Mais ce souvenir de Consuelo pour son noble fiancé lui enfonça un poignard dans le cœur. Il la regarda marcher devant lui, leste et dégagée :

« À propos, se dit-il pour se consoler, j’oubliais que c’est un garçon ! »

LXVII.

Ils trouvèrent bientôt la lisière du bois, et se dirigèrent vers le sud-est. Consuelo marchait la tête nue, et Joseph, voyant le soleil enflammer son teint blanc et uni, n’osait en exprimer son chagrin. Le chapeau qu’il portait lui-même n’était pas neuf, il ne pouvait pas le lui offrir ; et, sentant sa sollicitude inutile, il ne voulait pas l’exprimer ; mais il mit son chapeau sous son bras avec un mouvement brusque qui fut remarqué de sa compagne.

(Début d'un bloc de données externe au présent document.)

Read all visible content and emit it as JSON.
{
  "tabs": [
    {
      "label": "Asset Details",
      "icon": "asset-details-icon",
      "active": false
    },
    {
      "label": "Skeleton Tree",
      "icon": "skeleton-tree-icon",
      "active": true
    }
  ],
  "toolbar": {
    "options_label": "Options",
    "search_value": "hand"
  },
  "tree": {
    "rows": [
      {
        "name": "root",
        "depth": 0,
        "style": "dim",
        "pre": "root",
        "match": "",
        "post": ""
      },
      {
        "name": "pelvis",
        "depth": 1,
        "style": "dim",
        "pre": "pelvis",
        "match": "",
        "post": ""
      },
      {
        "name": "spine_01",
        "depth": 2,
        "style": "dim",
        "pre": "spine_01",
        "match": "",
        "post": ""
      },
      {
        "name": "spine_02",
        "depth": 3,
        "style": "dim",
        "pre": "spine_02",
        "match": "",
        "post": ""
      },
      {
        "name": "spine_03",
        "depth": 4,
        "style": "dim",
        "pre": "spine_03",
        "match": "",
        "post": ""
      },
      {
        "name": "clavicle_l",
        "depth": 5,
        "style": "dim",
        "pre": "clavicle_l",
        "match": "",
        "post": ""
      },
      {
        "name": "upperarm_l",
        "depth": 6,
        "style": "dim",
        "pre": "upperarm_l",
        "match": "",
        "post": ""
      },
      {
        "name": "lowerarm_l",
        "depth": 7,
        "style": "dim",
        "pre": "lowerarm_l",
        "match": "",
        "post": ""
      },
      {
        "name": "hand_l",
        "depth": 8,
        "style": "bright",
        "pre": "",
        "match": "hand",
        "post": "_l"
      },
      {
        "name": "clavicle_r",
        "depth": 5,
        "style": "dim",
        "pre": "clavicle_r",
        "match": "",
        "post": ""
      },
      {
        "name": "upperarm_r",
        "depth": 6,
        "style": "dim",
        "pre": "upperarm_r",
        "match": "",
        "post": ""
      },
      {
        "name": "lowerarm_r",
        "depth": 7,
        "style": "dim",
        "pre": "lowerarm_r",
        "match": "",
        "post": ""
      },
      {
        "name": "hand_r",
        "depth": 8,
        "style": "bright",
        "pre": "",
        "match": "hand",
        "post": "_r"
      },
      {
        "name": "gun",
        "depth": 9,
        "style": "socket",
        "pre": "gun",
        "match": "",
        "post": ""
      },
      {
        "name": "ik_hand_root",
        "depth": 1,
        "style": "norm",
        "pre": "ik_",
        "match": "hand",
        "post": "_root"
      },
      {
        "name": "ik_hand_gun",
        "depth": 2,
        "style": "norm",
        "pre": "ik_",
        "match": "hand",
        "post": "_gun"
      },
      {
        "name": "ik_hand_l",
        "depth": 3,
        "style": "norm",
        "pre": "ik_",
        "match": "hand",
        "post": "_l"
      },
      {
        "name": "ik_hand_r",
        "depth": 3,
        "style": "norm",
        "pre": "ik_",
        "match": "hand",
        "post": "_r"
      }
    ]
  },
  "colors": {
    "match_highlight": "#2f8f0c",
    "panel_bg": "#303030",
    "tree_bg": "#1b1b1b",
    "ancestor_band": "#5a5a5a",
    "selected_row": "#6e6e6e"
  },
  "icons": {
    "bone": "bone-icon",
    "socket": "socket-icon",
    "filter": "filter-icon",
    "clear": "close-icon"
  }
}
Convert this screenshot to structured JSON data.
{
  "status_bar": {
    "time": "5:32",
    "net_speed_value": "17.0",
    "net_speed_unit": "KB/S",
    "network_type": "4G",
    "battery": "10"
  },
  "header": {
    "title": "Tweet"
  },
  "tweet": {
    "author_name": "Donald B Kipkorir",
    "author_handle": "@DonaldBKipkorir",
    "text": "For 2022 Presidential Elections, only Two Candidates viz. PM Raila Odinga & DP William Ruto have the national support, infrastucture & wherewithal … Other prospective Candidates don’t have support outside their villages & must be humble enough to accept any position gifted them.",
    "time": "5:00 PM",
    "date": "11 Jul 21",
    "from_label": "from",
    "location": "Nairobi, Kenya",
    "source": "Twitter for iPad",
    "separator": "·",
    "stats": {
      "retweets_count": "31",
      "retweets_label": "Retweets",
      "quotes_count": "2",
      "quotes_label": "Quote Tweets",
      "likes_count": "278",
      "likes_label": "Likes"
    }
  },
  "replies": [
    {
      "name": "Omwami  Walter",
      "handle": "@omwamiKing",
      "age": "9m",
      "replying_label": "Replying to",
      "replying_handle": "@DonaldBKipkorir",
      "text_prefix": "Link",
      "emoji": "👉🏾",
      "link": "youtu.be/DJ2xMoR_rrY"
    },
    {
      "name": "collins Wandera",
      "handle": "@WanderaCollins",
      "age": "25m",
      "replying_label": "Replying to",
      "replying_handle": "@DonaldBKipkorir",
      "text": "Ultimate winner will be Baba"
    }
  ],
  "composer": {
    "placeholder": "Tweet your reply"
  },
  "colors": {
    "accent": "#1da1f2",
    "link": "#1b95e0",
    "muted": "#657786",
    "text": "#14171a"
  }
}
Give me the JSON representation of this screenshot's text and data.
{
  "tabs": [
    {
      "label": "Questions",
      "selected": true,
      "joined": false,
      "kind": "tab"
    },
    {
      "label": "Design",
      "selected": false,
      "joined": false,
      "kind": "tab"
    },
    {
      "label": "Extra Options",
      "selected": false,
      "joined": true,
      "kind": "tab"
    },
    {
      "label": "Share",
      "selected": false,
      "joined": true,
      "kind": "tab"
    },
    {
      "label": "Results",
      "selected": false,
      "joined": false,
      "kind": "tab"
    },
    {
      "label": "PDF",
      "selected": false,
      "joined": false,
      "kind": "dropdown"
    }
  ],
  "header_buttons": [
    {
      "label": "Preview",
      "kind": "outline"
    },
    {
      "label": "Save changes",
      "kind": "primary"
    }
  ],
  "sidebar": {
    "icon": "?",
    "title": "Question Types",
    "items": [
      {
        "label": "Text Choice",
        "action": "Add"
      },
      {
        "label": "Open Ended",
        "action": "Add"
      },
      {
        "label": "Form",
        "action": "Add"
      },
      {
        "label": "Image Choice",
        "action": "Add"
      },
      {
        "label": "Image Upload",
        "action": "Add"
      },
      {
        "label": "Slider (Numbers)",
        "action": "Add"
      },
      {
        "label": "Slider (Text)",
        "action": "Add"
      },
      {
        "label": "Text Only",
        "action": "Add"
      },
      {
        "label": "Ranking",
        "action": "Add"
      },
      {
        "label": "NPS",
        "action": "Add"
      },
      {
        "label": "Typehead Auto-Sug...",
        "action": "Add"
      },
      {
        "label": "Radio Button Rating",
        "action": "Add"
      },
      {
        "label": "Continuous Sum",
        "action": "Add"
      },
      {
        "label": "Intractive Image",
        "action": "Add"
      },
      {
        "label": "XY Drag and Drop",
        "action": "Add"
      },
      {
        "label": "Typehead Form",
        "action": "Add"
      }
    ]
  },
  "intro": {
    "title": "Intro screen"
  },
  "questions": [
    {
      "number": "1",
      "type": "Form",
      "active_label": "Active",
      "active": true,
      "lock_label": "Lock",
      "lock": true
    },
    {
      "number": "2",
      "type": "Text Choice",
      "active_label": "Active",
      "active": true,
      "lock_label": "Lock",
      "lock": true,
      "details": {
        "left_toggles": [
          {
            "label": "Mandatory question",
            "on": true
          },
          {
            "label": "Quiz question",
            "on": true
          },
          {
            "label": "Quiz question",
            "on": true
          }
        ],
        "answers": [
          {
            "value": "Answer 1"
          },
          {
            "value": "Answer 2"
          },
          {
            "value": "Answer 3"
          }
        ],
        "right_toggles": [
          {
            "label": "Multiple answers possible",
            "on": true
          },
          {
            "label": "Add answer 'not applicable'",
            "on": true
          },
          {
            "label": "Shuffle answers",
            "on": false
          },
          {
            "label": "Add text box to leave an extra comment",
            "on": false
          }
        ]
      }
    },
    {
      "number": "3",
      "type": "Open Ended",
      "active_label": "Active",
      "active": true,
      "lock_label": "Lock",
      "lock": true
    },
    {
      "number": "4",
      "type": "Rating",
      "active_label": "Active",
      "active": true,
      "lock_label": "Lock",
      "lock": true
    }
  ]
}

« Voilà une singulière idée, lui dit-elle. Il paraît que vous trouvez le temps couvert et la plaine ombragée ? Cela me fait penser que je n’ai rien sur la tête ; mais comme je n’ai pas toujours eu toutes mes aises, je sais bien des manières de me les procurer à peu de frais. »

En parlant ainsi, elle arracha à un buisson un rameau de pampre sauvage, et, le roulant sur lui-même, elle s’en fit un chapeau de verdure.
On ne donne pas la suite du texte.